Abd Rabbu also slammed Palestinian Prime Minister Ahmad Quraya’s bi-national or one-state solution.

“I don’t think it is a responsible statement,” he told Aljazeera.net. “It could be one of the fantasies of an intellectual but it should not represent a policy statement,” he said.

Abd Rabbu warned that such a solution would leave Palestinians as second or third class citizens among an Israeli minority, a stance echoed by Muashar.

US involvement

Muashar said there has been a lack of seriousness from all sides involved to implement any peace initiative. Despite Washington’s promises before the US-British invasion of Iraq that there would be an increase of US involvement in the Palestinian-Israeli peace process, it has ebbed, he said.

This was due to the difficulties facing occupation forces in Iraq, where security and stability have yet to take hold some 10 months after the invasion.
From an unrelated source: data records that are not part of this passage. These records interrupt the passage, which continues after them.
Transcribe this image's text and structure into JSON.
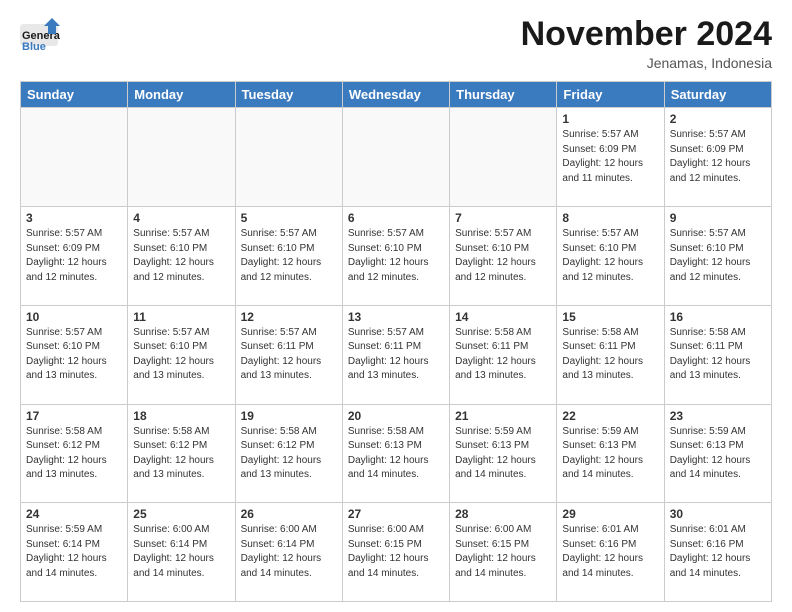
{
  "header": {
    "logo_line1": "General",
    "logo_line2": "Blue",
    "month": "November 2024",
    "location": "Jenamas, Indonesia"
  },
  "days_of_week": [
    "Sunday",
    "Monday",
    "Tuesday",
    "Wednesday",
    "Thursday",
    "Friday",
    "Saturday"
  ],
  "weeks": [
    [
      {
        "day": "",
        "sunrise": "",
        "sunset": "",
        "daylight": ""
      },
      {
        "day": "",
        "sunrise": "",
        "sunset": "",
        "daylight": ""
      },
      {
        "day": "",
        "sunrise": "",
        "sunset": "",
        "daylight": ""
      },
      {
        "day": "",
        "sunrise": "",
        "sunset": "",
        "daylight": ""
      },
      {
        "day": "",
        "sunrise": "",
        "sunset": "",
        "daylight": ""
      },
      {
        "day": "1",
        "sunrise": "Sunrise: 5:57 AM",
        "sunset": "Sunset: 6:09 PM",
        "daylight": "Daylight: 12 hours and 11 minutes."
      },
      {
        "day": "2",
        "sunrise": "Sunrise: 5:57 AM",
        "sunset": "Sunset: 6:09 PM",
        "daylight": "Daylight: 12 hours and 12 minutes."
      }
    ],
    [
      {
        "day": "3",
        "sunrise": "Sunrise: 5:57 AM",
        "sunset": "Sunset: 6:09 PM",
        "daylight": "Daylight: 12 hours and 12 minutes."
      },
      {
        "day": "4",
        "sunrise": "Sunrise: 5:57 AM",
        "sunset": "Sunset: 6:10 PM",
        "daylight": "Daylight: 12 hours and 12 minutes."
      },
      {
        "day": "5",
        "sunrise": "Sunrise: 5:57 AM",
        "sunset": "Sunset: 6:10 PM",
        "daylight": "Daylight: 12 hours and 12 minutes."
      },
      {
        "day": "6",
        "sunrise": "Sunrise: 5:57 AM",
        "sunset": "Sunset: 6:10 PM",
        "daylight": "Daylight: 12 hours and 12 minutes."
      },
      {
        "day": "7",
        "sunrise": "Sunrise: 5:57 AM",
        "sunset": "Sunset: 6:10 PM",
        "daylight": "Daylight: 12 hours and 12 minutes."
      },
      {
        "day": "8",
        "sunrise": "Sunrise: 5:57 AM",
        "sunset": "Sunset: 6:10 PM",
        "daylight": "Daylight: 12 hours and 12 minutes."
      },
      {
        "day": "9",
        "sunrise": "Sunrise: 5:57 AM",
        "sunset": "Sunset: 6:10 PM",
        "daylight": "Daylight: 12 hours and 12 minutes."
      }
    ],
    [
      {
        "day": "10",
        "sunrise": "Sunrise: 5:57 AM",
        "sunset": "Sunset: 6:10 PM",
        "daylight": "Daylight: 12 hours and 13 minutes."
      },
      {
        "day": "11",
        "sunrise": "Sunrise: 5:57 AM",
        "sunset": "Sunset: 6:10 PM",
        "daylight": "Daylight: 12 hours and 13 minutes."
      },
      {
        "day": "12",
        "sunrise": "Sunrise: 5:57 AM",
        "sunset": "Sunset: 6:11 PM",
        "daylight": "Daylight: 12 hours and 13 minutes."
      },
      {
        "day": "13",
        "sunrise": "Sunrise: 5:57 AM",
        "sunset": "Sunset: 6:11 PM",
        "daylight": "Daylight: 12 hours and 13 minutes."
      },
      {
        "day": "14",
        "sunrise": "Sunrise: 5:58 AM",
        "sunset": "Sunset: 6:11 PM",
        "daylight": "Daylight: 12 hours and 13 minutes."
      },
      {
        "day": "15",
        "sunrise": "Sunrise: 5:58 AM",
        "sunset": "Sunset: 6:11 PM",
        "daylight": "Daylight: 12 hours and 13 minutes."
      },
      {
        "day": "16",
        "sunrise": "Sunrise: 5:58 AM",
        "sunset": "Sunset: 6:11 PM",
        "daylight": "Daylight: 12 hours and 13 minutes."
      }
    ],
    [
      {
        "day": "17",
        "sunrise": "Sunrise: 5:58 AM",
        "sunset": "Sunset: 6:12 PM",
        "daylight": "Daylight: 12 hours and 13 minutes."
      },
      {
        "day": "18",
        "sunrise": "Sunrise: 5:58 AM",
        "sunset": "Sunset: 6:12 PM",
        "daylight": "Daylight: 12 hours and 13 minutes."
      },
      {
        "day": "19",
        "sunrise": "Sunrise: 5:58 AM",
        "sunset": "Sunset: 6:12 PM",
        "daylight": "Daylight: 12 hours and 13 minutes."
      },
      {
        "day": "20",
        "sunrise": "Sunrise: 5:58 AM",
        "sunset": "Sunset: 6:13 PM",
        "daylight": "Daylight: 12 hours and 14 minutes."
      },
      {
        "day": "21",
        "sunrise": "Sunrise: 5:59 AM",
        "sunset": "Sunset: 6:13 PM",
        "daylight": "Daylight: 12 hours and 14 minutes."
      },
      {
        "day": "22",
        "sunrise": "Sunrise: 5:59 AM",
        "sunset": "Sunset: 6:13 PM",
        "daylight": "Daylight: 12 hours and 14 minutes."
      },
      {
        "day": "23",
        "sunrise": "Sunrise: 5:59 AM",
        "sunset": "Sunset: 6:13 PM",
        "daylight": "Daylight: 12 hours and 14 minutes."
      }
    ],
    [
      {
        "day": "24",
        "sunrise": "Sunrise: 5:59 AM",
        "sunset": "Sunset: 6:14 PM",
        "daylight": "Daylight: 12 hours and 14 minutes."
      },
      {
        "day": "25",
        "sunrise": "Sunrise: 6:00 AM",
        "sunset": "Sunset: 6:14 PM",
        "daylight": "Daylight: 12 hours and 14 minutes."
      },
      {
        "day": "26",
        "sunrise": "Sunrise: 6:00 AM",
        "sunset": "Sunset: 6:14 PM",
        "daylight": "Daylight: 12 hours and 14 minutes."
      },
      {
        "day": "27",
        "sunrise": "Sunrise: 6:00 AM",
        "sunset": "Sunset: 6:15 PM",
        "daylight": "Daylight: 12 hours and 14 minutes."
      },
      {
        "day": "28",
        "sunrise": "Sunrise: 6:00 AM",
        "sunset": "Sunset: 6:15 PM",
        "daylight": "Daylight: 12 hours and 14 minutes."
      },
      {
        "day": "29",
        "sunrise": "Sunrise: 6:01 AM",
        "sunset": "Sunset: 6:16 PM",
        "daylight": "Daylight: 12 hours and 14 minutes."
      },
      {
        "day": "30",
        "sunrise": "Sunrise: 6:01 AM",
        "sunset": "Sunset: 6:16 PM",
        "daylight": "Daylight: 12 hours and 14 minutes."
      }
    ]
  ]
}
Palestinians and Israelis have protested against construction
Palestinians and Israelis have protested against construction

Palestinians and Israelis have
protested against construction

And the fact that it is a US presidential election year was sure to keep Washington disengaged from the process, which Muashar warned is a “recipe for disaster”. 

Indyk said US involvement this year would be difficult because of the elections.  

For his part, Abd Rabbu criticised the Bush administration’s Middle East policy.

“The most dangerous phenomena of the world today (is) where Americans believe their solutions, beliefs and ideals are the only good ones,” he told Aljazeera.net.

Washington’s approach has managed to make large populations in the Arab and Islamic world become hostile to US values, which he listed as democracy, personal freedom, free market and transparency.

“The US cannot promise Iraqis democracy and support an apartheid solution in Palestine. Where is the balance there?”